The pinnacle of his career came in 2014 to 2018 when he was chosen to command 17 TES at Edwards, following a turn as XO.

This period saw him lead the initial Operational Testing (OT) of the F-35B for the UK as the first UK F-35 squadron. 

He became the first UK pilot to deploy with the USMC onboard USS America for OT, and the first UK pilot to qualify as an F-35 LSO. 

Rounding off his career and staying with the F-35 program at Edwards AFB, he led the UK F-35 Integrated Test Team and was the Senior Operator F-35 Test & Evaluation (T&E).

This saw him as the lead T&E supervisor of the first embarked UK F-35 Operational Test (OT-1) aboard HMS Queen Elizabeth. 

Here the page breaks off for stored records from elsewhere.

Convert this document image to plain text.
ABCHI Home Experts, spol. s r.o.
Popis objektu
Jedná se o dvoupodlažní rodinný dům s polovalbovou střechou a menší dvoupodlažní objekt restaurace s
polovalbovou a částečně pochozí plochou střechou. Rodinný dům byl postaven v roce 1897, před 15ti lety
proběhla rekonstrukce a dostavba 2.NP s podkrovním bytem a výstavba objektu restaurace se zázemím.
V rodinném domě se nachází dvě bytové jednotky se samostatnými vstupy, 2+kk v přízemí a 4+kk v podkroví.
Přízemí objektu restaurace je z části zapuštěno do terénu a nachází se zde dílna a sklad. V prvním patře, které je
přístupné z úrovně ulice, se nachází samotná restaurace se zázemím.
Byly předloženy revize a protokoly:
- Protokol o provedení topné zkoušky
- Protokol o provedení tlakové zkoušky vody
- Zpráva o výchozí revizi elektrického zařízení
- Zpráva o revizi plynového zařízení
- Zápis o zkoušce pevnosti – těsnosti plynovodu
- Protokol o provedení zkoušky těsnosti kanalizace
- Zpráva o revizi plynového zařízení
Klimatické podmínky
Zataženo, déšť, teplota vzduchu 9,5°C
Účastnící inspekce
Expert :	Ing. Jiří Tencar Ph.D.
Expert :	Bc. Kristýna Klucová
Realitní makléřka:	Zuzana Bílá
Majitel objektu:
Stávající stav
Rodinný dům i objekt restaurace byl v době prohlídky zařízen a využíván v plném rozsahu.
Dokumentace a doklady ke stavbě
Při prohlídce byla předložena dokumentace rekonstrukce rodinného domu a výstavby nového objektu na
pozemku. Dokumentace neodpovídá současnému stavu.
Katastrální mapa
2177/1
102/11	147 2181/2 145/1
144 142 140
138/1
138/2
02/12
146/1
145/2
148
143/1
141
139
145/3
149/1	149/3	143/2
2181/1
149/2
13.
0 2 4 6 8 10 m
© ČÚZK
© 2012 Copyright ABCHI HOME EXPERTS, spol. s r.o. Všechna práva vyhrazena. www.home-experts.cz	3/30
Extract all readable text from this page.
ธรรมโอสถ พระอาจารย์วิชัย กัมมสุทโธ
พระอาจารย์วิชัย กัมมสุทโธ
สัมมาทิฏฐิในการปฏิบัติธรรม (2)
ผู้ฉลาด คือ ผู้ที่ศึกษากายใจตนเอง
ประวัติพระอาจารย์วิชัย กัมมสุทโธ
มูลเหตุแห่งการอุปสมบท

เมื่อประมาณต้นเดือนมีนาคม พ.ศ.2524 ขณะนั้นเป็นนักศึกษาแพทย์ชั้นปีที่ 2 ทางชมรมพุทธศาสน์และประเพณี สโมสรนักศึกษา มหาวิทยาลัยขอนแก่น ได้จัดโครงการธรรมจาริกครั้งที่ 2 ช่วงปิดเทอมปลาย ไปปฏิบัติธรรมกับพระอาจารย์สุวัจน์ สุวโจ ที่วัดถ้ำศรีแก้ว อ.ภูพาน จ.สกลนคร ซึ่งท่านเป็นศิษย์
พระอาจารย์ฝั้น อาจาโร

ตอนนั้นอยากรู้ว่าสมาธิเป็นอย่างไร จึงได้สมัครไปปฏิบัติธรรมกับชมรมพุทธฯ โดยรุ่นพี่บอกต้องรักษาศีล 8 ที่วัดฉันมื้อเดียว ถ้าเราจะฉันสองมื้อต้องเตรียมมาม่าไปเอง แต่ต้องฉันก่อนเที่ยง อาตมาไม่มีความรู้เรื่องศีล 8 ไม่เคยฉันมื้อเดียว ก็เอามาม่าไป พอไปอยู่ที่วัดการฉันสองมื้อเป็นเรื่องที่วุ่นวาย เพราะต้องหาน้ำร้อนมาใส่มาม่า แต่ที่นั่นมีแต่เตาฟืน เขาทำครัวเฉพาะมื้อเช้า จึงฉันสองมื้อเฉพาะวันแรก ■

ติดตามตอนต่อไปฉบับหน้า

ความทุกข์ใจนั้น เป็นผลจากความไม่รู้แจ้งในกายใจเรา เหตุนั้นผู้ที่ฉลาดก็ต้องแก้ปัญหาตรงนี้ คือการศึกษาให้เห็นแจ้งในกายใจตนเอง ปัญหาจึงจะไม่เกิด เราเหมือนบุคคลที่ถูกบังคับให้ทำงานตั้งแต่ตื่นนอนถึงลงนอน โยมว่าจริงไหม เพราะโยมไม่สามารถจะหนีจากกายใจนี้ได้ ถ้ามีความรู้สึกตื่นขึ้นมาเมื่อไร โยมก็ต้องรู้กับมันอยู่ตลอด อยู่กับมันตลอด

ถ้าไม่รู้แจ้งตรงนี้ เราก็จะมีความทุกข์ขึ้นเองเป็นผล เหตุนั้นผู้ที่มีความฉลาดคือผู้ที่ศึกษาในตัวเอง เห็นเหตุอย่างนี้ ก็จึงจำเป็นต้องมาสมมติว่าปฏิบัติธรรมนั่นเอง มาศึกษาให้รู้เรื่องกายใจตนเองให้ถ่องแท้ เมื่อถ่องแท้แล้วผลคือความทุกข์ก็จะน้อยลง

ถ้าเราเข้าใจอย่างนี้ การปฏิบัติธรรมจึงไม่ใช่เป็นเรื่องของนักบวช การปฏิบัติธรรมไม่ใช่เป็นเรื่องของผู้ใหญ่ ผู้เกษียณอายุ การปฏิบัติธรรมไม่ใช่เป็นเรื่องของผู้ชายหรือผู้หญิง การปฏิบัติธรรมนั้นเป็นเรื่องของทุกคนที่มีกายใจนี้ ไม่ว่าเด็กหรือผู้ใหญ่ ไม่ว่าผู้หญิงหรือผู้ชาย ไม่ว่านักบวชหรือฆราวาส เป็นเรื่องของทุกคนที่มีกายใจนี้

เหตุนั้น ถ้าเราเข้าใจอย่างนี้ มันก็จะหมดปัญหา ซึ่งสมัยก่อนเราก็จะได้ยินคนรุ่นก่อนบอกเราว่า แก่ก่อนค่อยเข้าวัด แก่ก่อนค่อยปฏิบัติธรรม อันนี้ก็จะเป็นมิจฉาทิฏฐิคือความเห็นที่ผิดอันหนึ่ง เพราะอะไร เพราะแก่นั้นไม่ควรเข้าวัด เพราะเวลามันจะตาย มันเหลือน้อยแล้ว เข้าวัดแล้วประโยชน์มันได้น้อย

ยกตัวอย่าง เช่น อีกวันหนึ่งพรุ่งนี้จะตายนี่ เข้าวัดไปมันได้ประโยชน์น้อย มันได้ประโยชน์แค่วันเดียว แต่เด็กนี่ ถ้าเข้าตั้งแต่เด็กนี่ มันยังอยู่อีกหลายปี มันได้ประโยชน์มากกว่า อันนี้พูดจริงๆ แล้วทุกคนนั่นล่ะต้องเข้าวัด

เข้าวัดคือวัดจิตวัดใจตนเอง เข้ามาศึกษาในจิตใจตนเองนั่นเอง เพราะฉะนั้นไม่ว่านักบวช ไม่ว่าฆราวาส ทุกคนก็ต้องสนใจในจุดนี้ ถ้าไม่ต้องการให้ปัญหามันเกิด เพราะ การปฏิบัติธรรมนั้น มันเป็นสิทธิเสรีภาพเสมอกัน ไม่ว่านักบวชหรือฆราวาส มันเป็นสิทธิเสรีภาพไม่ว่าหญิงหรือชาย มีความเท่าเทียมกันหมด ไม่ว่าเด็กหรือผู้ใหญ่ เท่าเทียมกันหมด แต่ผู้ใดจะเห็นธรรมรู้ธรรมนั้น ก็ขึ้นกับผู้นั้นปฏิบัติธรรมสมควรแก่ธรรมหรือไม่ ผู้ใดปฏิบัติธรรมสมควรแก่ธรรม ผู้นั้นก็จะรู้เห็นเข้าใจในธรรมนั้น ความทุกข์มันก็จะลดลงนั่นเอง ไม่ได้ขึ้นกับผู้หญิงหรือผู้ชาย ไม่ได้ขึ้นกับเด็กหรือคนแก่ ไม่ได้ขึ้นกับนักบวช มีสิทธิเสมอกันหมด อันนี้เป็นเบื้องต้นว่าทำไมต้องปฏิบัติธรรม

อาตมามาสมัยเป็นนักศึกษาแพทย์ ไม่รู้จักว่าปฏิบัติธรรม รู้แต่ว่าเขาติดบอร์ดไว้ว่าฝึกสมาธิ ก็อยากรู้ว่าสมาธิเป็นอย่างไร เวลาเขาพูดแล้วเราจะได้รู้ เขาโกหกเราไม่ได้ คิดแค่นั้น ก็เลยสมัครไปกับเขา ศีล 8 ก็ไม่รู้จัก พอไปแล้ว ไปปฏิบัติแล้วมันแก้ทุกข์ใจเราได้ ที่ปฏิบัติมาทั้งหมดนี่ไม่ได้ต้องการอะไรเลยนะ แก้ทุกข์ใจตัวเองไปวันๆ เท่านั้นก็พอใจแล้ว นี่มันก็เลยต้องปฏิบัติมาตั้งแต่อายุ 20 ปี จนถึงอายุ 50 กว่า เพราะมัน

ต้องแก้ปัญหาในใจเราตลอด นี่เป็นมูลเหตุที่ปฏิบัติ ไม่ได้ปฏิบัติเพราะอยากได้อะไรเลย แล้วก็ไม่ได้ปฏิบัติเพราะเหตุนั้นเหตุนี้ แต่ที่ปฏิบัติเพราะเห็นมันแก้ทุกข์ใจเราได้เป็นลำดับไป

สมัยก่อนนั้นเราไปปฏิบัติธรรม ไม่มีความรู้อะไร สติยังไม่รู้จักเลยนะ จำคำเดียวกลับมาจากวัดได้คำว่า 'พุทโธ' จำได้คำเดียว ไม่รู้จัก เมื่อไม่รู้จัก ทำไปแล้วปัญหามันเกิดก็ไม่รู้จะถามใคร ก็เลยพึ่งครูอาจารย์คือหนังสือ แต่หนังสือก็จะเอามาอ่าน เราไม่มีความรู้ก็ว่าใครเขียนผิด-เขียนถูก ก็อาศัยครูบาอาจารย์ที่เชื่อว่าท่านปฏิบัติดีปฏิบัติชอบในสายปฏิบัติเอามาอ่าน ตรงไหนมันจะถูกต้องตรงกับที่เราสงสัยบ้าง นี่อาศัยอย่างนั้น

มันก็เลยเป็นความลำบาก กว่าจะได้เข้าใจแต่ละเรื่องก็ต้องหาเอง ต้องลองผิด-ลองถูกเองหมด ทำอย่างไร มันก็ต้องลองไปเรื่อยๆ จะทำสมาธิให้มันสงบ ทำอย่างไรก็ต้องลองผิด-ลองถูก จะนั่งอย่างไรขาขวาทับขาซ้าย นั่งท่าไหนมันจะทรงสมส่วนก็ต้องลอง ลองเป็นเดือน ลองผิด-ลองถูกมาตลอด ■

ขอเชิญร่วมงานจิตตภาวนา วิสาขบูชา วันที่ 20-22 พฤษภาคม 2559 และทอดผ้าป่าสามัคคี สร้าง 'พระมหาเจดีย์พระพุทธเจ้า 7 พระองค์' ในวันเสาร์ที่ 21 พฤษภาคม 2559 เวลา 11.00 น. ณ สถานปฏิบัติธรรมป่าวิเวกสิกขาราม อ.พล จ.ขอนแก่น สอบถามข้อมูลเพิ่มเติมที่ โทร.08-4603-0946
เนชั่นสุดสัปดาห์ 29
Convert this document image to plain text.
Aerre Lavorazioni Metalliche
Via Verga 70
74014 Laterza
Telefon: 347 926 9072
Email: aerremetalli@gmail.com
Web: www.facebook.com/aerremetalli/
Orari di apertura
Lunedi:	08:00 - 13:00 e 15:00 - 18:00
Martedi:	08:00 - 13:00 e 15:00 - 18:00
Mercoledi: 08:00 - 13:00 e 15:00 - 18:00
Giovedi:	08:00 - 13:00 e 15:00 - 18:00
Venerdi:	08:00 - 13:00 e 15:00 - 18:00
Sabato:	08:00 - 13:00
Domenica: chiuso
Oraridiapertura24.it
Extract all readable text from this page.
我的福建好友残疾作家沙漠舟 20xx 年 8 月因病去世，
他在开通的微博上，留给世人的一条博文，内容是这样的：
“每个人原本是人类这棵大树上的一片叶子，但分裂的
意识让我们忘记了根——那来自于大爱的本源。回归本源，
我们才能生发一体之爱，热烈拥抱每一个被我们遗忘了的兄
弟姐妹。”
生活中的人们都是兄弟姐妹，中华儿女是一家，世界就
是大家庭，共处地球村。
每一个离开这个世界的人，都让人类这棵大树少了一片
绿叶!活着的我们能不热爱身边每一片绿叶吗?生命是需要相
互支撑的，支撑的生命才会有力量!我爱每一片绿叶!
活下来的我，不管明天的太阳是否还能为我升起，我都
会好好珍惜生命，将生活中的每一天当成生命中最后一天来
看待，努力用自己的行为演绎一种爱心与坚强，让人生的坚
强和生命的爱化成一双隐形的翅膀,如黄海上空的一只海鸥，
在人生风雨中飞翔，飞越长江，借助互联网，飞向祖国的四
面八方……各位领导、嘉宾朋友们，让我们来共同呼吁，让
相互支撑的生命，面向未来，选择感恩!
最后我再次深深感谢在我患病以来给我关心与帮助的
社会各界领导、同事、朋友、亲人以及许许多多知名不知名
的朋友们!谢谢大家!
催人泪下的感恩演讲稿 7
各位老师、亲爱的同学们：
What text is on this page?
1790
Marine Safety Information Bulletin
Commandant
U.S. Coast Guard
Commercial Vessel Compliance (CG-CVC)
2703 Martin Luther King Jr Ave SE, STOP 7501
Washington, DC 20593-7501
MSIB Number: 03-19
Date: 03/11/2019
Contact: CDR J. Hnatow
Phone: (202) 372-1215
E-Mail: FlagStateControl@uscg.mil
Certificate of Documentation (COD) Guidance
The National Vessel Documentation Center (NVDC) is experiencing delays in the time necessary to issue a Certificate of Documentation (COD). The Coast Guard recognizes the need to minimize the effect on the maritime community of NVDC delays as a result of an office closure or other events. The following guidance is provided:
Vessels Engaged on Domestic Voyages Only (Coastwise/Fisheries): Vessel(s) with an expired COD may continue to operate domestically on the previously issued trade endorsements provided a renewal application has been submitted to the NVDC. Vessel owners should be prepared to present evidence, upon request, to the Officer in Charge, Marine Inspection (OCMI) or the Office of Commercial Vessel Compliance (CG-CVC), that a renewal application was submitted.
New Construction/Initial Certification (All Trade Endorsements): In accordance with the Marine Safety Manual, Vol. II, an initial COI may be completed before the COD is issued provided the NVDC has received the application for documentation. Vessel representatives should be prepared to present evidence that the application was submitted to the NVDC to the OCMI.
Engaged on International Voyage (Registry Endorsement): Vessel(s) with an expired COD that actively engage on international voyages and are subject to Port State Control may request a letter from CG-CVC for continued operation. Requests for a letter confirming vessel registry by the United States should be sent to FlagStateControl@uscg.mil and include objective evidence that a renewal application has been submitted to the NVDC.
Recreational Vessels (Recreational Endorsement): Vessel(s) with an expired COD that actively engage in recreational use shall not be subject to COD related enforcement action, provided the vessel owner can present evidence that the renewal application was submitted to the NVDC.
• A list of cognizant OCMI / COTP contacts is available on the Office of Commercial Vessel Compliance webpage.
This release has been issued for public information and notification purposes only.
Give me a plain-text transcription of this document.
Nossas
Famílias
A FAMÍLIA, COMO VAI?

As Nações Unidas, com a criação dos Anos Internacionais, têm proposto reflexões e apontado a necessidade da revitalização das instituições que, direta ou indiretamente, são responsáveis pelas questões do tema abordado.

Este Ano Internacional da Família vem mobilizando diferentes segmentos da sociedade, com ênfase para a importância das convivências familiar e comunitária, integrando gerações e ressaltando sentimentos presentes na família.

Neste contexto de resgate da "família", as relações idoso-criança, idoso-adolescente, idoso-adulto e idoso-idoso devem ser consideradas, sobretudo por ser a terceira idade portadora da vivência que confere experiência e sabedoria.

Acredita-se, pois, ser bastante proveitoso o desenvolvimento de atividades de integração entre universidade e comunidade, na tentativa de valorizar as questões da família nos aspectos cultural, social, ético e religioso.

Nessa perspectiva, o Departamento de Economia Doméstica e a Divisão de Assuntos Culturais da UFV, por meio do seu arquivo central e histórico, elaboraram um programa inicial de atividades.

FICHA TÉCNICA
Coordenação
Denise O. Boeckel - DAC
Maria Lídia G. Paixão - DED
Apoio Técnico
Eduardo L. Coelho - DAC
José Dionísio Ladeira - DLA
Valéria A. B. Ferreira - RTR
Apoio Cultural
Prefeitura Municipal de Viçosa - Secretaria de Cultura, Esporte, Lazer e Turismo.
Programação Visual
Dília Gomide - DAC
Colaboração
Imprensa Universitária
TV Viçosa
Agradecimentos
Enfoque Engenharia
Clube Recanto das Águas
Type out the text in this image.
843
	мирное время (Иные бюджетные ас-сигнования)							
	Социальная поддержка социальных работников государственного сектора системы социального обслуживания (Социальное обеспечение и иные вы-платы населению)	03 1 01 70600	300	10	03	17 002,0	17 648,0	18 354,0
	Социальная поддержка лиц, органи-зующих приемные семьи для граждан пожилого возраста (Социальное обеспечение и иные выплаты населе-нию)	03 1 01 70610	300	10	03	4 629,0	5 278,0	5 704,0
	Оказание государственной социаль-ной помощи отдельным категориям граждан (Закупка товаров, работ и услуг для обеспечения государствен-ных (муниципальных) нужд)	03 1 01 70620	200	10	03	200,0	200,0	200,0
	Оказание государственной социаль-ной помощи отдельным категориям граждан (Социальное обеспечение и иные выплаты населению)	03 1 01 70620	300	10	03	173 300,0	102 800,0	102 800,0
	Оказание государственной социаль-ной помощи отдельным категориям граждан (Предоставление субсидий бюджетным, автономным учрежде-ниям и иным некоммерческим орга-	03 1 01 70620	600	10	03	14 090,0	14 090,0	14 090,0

Flying regularly with 17 TES as the Senior UK F-35 Test Pilot and LSO, Tidders completed more than 550 hours in a real F-35 and over 500 hours on simulated sorties before his final flight back from MCAS Miramar. 

 “I will miss working with the immensely professional friends I have made but when I look back on all the amazing things I have been able to do, I’m comfortable that I’ve now been there and done it and am really looking forward to my next flying adventure and getting to spend more quality time with my family,” he added.

Cdr Tidball may be leaving the Royal Navy and the military as a whole, however he will remain flying – this time at the controls of multi-engine transport aircraft for parcel firm UPS.